No Galpão, volta o poema, Tibúrcio fala lentamente (o símile
gauchesco é perfeito, com a égua aguateira), e o velho Aurélio
relata casos de assombração havidos no rodeio das bragadas
– e “bragadas” podem ser animais, fêmeas, e pêlo manchado,
mas podem ser também as meninas “cúbiços” vestidas
de bragas, calções, peças íntimas do vestuário
feminino de antanho -; daí por que houve risadas dos que ali estavam,
sabedores de que os peões, que voltavam tocados pelo frio e pela
chuva, retornavam, mas de uma incursão erótica.
Chega-se ao galpão
o capataz, ordenando silêncio autoritariamente; é sintomaticamente
um uruguaio, figura que evoca um dos mais caros fantasmas rio-grandenses,
o castelhano invasor e inimigo. Seu Tibúrcio não se dá
por achado e retruca, enquanto ocupa as mãos e talvez os olhos na
tarefa de fechar seu cigarro, que ele castelhano ( por sinal sem nome “D.

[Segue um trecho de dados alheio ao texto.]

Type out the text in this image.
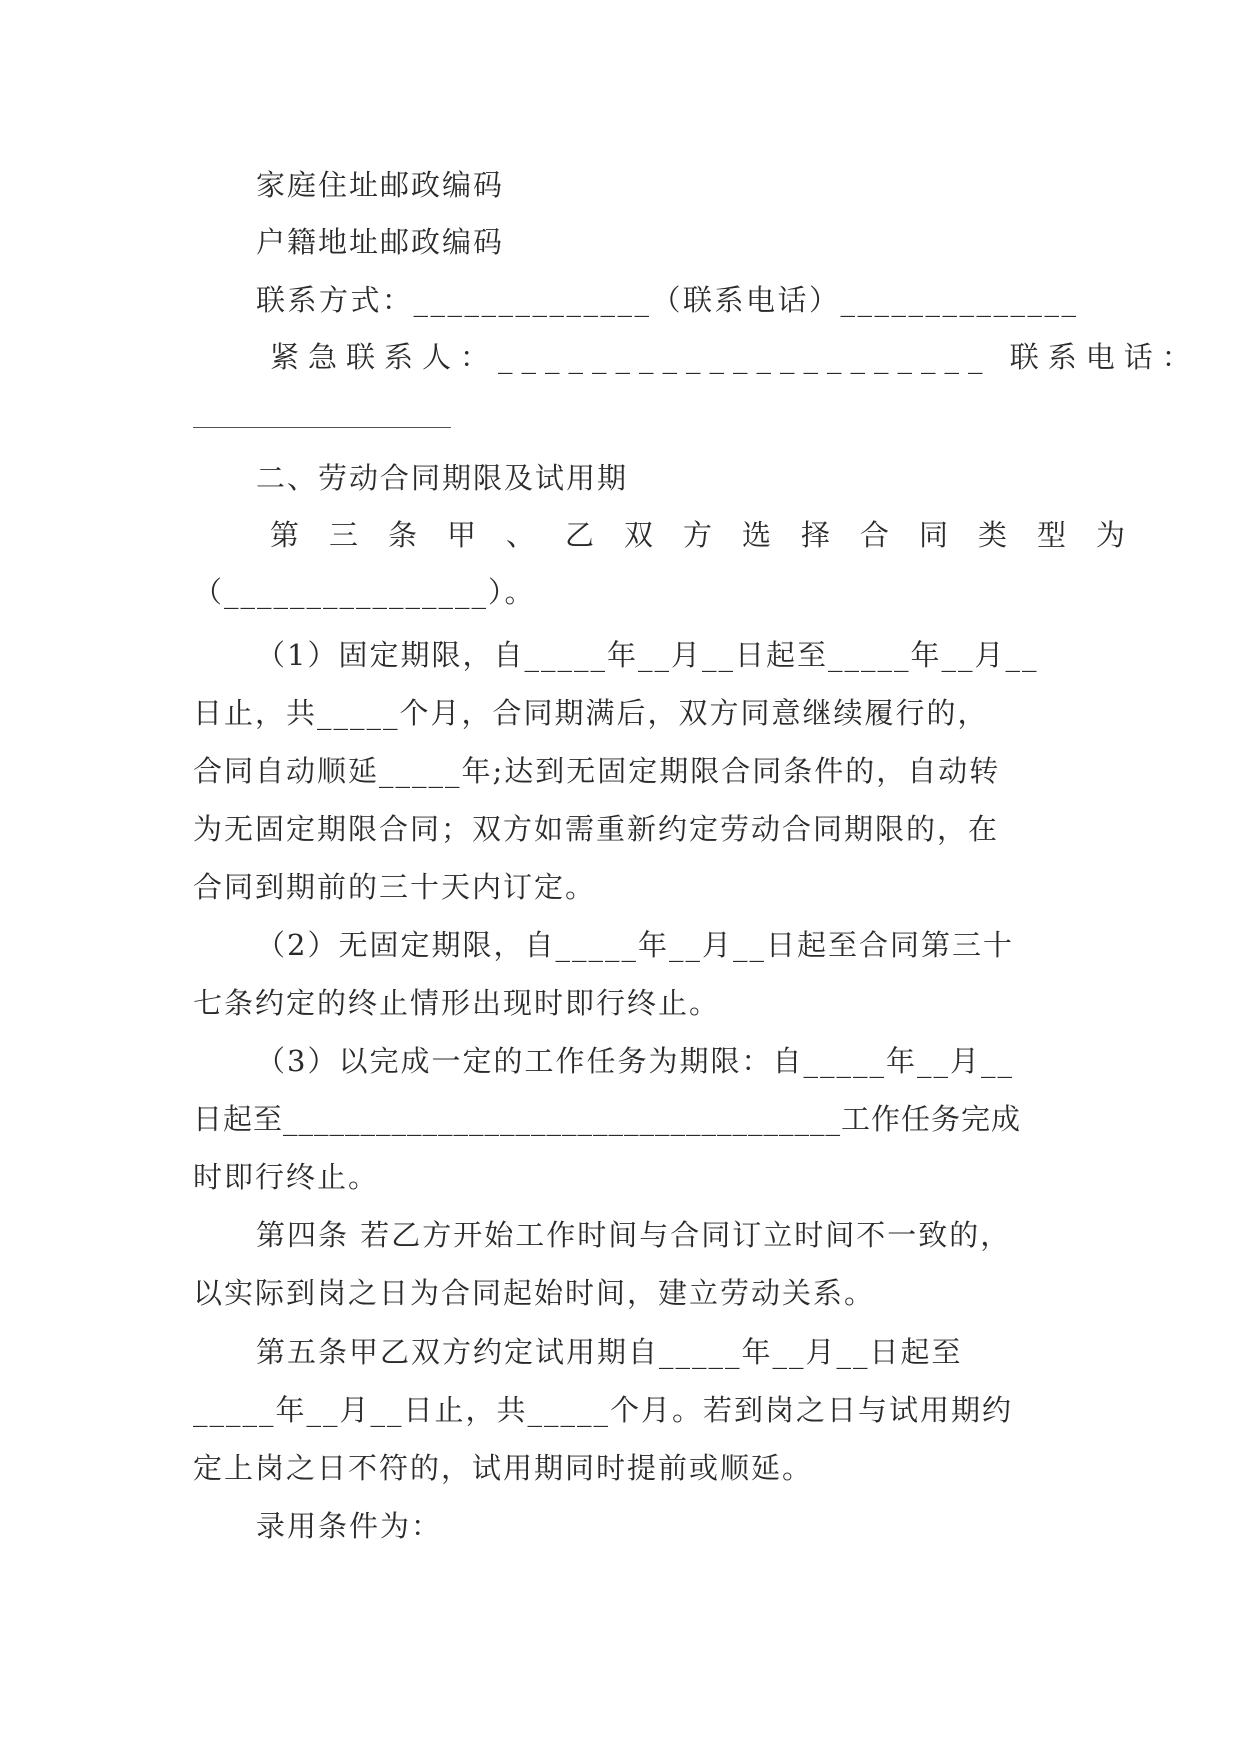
家庭住址邮政编码
户籍地址邮政编码
联系方式：______________（联系电话）______________
紧急联系人：_____________________ 联系电话：
二、劳动合同期限及试用期
第三条甲、乙双方选择合同类型为
（________________）。
（1）固定期限，自_____年__月__日起至_____年__月__
日止，共_____个月，合同期满后，双方同意继续履行的，
合同自动顺延_____年;达到无固定期限合同条件的，自动转
为无固定期限合同；双方如需重新约定劳动合同期限的，在
合同到期前的三十天内订定。
（2）无固定期限，自_____年__月__日起至合同第三十
七条约定的终止情形出现时即行终止。
（3）以完成一定的工作任务为期限：自_____年__月__
日起至____________________________________工作任务完成
时即行终止。
第四条 若乙方开始工作时间与合同订立时间不一致的，
以实际到岗之日为合同起始时间，建立劳动关系。
第五条甲乙双方约定试用期自_____年__月__日起至
_____年__月__日止，共_____个月。若到岗之日与试用期约
定上岗之日不符的，试用期同时提前或顺延。
录用条件为：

Fulano” ) é que devia calar-se por ter culpa evidente como desencaminhador
de meninas já conhecido até das autoridades. A última
parte nos faz rir internamente, satisfeitos com a reação
do simples peão que não se dobrou à ameaça
do castelhano - que sai para fazer pipi, contrafação ridícula
de “peleador”.
De Tyrteu,
de sua magnífica reelaboração dos caminhos tradicionais
da poesia gaúcha, poderia talvez ter provindo herança mais
radicalmente modernista, ou pelo menos renovadora; mas, como dito antes
não se consolidou entre nós tal impulso. E o resultado geral,
considerada a poesia gaúcha segundo seus autores de prestígio
à época, foi menos a assimilação do veio modernista
e mais a aceitação agradecida das liberdades formais e temáticas
conquistadas ao terreno parnasiano-simbolista. Da mesma forma que nosso
simbolismo, também é o nosso tempo modernista foi brando
em ousadias, e brando em realizações.
Um
Passado pela Frente, Ed. UFRGS, 1992.